Every leader has a gap between who they think they are and who others think they are.
The larger your gap, the less your influence.
I tell myself a story every day when I look in the mirror: I’m likable, charismatic, and committed. I drive to work thinking I’m a good manager, in control, and on the right path. And yet, each person I come in contact with may have a very different story about me. And guess what? Perception is reality, so what they perceive is true for them, regardless of what I think about myself.
The longer I allow that gap to persist, the less I’m able to lead people effectively.
- If I think I’m bold but others see me as stubborn they won’t easily follow.
- If I think I’m innovative but others see me as easily distracted they won’t be as committed.
- If I think I’m a good communicator but others think I’m terrible at communicating they won’t respond.

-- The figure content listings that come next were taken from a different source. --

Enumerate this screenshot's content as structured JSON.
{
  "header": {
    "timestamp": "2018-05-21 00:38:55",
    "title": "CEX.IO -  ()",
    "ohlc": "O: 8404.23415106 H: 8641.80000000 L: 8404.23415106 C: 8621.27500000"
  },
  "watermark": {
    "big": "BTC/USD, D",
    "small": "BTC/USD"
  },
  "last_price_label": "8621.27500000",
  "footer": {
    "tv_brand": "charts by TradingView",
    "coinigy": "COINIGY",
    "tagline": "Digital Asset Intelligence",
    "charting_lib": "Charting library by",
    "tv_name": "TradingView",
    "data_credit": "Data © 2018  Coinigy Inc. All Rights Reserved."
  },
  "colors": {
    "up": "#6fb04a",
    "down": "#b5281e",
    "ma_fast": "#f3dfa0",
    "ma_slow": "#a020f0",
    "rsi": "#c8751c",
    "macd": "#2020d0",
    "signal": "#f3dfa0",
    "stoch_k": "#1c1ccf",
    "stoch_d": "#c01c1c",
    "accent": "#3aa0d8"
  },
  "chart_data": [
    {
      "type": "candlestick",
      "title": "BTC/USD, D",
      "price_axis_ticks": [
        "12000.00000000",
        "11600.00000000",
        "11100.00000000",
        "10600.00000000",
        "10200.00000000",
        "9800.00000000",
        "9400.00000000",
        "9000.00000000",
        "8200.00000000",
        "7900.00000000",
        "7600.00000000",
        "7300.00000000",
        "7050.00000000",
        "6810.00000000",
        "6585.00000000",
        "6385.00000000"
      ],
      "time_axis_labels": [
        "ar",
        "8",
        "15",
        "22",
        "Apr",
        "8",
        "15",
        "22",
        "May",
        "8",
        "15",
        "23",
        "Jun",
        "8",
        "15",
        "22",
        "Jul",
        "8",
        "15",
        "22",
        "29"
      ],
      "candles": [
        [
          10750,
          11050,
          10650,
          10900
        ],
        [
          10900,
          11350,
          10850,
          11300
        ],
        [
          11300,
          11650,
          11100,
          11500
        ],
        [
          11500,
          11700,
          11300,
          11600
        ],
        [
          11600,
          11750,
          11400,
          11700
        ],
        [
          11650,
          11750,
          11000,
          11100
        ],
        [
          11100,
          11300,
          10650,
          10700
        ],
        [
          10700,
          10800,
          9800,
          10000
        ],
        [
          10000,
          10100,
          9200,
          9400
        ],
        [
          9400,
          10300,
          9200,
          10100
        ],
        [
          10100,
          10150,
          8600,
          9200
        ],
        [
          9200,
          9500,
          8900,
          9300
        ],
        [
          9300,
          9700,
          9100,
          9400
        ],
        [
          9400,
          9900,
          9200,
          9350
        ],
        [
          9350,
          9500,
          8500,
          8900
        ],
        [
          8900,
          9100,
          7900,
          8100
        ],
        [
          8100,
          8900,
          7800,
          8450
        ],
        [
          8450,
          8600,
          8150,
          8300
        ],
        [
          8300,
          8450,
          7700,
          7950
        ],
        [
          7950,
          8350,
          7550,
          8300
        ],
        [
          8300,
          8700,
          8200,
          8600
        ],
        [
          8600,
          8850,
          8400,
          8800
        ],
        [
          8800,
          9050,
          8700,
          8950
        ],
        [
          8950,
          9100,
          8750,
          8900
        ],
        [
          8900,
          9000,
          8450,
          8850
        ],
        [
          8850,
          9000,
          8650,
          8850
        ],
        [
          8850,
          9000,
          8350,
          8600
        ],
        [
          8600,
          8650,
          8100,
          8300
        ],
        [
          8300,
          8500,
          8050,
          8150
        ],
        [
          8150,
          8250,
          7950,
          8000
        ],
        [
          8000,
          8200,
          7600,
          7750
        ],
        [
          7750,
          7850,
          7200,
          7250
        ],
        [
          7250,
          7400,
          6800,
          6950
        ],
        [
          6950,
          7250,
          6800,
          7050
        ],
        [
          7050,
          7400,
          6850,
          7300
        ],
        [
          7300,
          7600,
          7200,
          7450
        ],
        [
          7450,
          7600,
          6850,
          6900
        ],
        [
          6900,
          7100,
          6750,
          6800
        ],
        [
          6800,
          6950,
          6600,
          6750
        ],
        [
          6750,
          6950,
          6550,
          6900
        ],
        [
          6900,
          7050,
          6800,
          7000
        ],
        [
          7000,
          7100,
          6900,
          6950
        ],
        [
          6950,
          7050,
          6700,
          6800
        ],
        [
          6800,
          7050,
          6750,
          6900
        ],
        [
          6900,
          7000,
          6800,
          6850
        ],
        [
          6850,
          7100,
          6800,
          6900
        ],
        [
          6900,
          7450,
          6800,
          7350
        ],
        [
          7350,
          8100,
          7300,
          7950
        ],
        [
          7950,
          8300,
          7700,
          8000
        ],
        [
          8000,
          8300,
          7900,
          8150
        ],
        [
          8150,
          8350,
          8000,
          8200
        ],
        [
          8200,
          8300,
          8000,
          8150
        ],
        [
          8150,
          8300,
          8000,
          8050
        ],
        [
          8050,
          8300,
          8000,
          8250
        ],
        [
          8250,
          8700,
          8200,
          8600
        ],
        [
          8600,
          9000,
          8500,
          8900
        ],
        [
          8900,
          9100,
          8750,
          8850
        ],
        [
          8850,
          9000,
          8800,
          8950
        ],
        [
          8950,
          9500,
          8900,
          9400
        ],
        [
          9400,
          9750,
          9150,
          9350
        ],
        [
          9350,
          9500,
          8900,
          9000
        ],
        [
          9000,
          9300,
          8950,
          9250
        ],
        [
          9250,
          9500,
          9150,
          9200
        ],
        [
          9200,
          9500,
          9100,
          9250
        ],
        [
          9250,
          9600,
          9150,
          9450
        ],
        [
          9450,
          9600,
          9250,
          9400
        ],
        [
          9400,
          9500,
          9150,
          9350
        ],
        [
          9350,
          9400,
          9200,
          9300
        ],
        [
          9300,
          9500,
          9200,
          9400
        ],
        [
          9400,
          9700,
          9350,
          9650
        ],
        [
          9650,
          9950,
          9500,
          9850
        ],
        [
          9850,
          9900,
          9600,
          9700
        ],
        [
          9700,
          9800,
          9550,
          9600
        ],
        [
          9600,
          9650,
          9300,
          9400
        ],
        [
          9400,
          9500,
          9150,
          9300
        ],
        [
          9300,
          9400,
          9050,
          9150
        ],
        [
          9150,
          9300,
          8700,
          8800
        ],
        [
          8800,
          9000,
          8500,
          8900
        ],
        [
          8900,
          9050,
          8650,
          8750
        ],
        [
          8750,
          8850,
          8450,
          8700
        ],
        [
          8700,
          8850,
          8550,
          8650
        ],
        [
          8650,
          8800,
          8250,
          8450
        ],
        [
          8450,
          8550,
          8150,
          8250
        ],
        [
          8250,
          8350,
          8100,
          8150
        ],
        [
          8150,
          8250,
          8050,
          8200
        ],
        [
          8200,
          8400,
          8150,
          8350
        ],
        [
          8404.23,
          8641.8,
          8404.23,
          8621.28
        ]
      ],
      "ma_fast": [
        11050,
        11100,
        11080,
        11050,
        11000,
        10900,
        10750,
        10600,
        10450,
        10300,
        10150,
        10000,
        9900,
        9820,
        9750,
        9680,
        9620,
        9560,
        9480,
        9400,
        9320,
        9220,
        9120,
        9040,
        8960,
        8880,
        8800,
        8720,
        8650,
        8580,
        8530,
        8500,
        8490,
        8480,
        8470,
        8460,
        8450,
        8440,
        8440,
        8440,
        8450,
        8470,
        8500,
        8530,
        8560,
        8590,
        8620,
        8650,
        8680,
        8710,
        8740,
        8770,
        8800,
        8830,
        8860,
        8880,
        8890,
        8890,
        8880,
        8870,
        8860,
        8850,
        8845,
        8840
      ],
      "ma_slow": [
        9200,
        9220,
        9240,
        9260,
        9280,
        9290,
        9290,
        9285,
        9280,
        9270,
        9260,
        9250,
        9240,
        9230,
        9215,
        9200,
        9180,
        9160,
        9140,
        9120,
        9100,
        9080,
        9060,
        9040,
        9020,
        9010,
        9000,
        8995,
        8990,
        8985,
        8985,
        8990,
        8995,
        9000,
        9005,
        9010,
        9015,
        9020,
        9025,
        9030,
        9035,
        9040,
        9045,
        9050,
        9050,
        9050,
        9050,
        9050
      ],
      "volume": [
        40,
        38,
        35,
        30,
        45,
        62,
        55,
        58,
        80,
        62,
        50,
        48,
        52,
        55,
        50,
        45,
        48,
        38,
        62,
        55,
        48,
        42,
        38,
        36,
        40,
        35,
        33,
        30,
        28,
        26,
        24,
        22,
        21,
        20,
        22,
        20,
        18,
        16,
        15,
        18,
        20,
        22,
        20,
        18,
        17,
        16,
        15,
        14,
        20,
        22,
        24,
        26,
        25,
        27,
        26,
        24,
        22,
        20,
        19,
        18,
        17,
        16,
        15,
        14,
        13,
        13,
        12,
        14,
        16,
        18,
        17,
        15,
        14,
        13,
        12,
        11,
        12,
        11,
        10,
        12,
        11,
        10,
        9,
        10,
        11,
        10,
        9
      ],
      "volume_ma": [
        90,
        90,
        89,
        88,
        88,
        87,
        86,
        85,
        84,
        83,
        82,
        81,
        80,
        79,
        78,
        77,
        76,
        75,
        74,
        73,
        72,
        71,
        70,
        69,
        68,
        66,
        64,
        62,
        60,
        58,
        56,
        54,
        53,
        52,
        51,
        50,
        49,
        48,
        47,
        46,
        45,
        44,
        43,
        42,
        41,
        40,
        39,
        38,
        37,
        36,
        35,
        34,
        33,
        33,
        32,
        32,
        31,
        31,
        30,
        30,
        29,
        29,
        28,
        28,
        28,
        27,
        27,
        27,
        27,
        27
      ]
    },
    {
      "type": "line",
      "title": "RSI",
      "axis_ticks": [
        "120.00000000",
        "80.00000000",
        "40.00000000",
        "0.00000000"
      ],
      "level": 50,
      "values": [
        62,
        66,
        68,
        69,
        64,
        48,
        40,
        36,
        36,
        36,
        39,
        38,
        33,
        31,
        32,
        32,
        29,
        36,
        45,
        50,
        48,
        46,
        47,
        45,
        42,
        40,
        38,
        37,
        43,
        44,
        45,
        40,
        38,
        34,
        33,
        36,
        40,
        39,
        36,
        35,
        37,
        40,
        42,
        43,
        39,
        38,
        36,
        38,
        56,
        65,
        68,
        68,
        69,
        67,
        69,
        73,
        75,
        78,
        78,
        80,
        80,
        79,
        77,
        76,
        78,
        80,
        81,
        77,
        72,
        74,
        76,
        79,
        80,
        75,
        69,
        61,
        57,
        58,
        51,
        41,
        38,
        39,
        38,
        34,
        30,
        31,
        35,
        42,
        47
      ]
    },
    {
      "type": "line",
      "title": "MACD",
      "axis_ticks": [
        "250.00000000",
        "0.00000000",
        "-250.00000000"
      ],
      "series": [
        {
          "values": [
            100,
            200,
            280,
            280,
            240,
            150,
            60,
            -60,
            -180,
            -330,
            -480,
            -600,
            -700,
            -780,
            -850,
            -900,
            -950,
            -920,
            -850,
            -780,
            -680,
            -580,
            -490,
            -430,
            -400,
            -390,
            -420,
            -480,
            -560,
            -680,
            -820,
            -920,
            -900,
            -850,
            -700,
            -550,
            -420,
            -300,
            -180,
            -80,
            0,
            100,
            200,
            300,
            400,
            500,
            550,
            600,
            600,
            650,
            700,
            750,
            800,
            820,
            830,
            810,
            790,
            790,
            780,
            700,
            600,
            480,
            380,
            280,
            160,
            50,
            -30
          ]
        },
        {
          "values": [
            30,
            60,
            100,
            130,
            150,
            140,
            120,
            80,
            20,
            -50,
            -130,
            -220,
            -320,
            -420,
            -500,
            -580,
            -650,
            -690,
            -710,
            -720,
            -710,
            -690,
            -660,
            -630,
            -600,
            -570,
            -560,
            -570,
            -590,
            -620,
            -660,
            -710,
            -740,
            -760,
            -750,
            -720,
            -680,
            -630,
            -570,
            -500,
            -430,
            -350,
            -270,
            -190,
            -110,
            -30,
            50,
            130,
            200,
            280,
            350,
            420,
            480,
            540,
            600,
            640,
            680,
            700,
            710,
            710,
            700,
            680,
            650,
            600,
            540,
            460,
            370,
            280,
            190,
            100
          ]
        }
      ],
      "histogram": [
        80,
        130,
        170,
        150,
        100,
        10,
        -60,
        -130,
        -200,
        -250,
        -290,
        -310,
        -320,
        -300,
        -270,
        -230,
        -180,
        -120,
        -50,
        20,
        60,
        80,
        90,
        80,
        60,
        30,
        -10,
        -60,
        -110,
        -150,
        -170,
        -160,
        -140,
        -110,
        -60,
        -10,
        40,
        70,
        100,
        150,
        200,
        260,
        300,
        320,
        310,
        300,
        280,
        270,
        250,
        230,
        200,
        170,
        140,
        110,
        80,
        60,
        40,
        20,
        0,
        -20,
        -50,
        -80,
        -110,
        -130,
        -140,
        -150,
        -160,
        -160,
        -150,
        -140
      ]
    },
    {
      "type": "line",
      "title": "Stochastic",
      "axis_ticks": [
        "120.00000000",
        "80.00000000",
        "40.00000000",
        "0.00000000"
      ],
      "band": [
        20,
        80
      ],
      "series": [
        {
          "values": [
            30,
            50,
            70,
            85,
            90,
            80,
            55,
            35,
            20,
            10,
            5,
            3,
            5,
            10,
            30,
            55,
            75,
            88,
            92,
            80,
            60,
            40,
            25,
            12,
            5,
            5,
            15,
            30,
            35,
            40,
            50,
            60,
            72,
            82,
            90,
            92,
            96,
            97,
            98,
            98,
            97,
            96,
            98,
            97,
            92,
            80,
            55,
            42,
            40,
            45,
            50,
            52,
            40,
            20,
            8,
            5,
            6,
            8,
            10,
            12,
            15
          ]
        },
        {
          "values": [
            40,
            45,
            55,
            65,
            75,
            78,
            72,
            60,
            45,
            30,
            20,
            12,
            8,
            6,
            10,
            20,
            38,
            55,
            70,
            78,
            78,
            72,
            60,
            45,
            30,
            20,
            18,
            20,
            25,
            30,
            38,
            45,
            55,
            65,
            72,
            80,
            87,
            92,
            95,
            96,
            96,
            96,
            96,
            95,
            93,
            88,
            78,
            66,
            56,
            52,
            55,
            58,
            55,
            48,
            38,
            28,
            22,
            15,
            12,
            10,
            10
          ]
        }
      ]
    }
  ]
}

You have two options for shrinking the gap:
1. Self-discovery. As you reflect on who you are and how you may come across you will gain insight that will shrink your blind spot and improve your social awareness.
Try this: Immediately following your next meeting, take 3 minutes to consider 1) how you think you came across and 2) your non-verbals and what they may have communicated. Strive for objectivity. If you were observing yourself in a meeting, what would you see?
2. Observation and feedback. Nothing can take the place of someone else’s unfiltered, honest feedback. As they reflect back to you how you may come across you can gain clarity on areas to improve and close the gap.
Try this: Email three people you are close to and ask them to send you three adjectives to describe you. Then analyze the three words to determine 1) if they align with who you think you are and 2) if you like them. In other words, are you ok being identified in that way? If yes, then move on. If no, then figure out what you need to do to close the gap.
The gap won’t shrink on its own. Gap-shrinking takes diligent work. But the payoff is increased influence and results.
By the way, the larger the gap between who you are and what you do in your career, the less satisfaction you will experience. Fight the gap!